The deaths of two people because of a deer collision has their families asking for safety improvements.
Early on Nov. 18, a deer carcass in the road caused two vehicles to collide in Gunnison, Sanpete County. Kay Matthews died in the crash and Brady Simons died three days later. The accident raised concern from residents and family and friends of the victims about the dangers of deer on the highway.
“We are meeting with county officials and hoping to create some teamwork here in this area that will help us come up with a working solution in those areas,” said Kevin Kitchen, UDOT spokesman.
Farmers' fields run along U.S. 89 and attract deer, especially in Sanpete County.

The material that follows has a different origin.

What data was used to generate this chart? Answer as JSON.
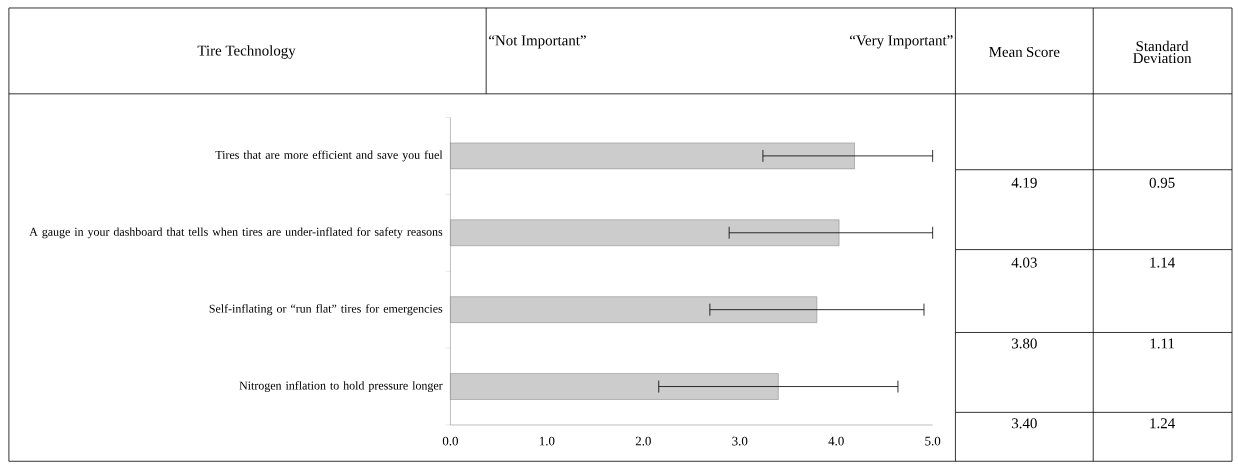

With an estimated 400 deer hit by cars along that highway every year, some residents believe a tunnel could help in the worst locations.
Deer tunnels — allowing deer to cross under the road and stay out of the way of drivers — have proved successful in other rural areas but they are expensive.
“We do have signs and fences and mitigation measures in place for wildlife,” Kitchen said.
Scott Lund said he misses his young ranch hand, Simons.
“Brady, his whole life he wanted to work on a ranch,” Lund said. “It’s terrible there’s just a lot of deer even in the same place the accident happened, my wife and I were coming home and we almost hit one just shortly after it happened to Brady.”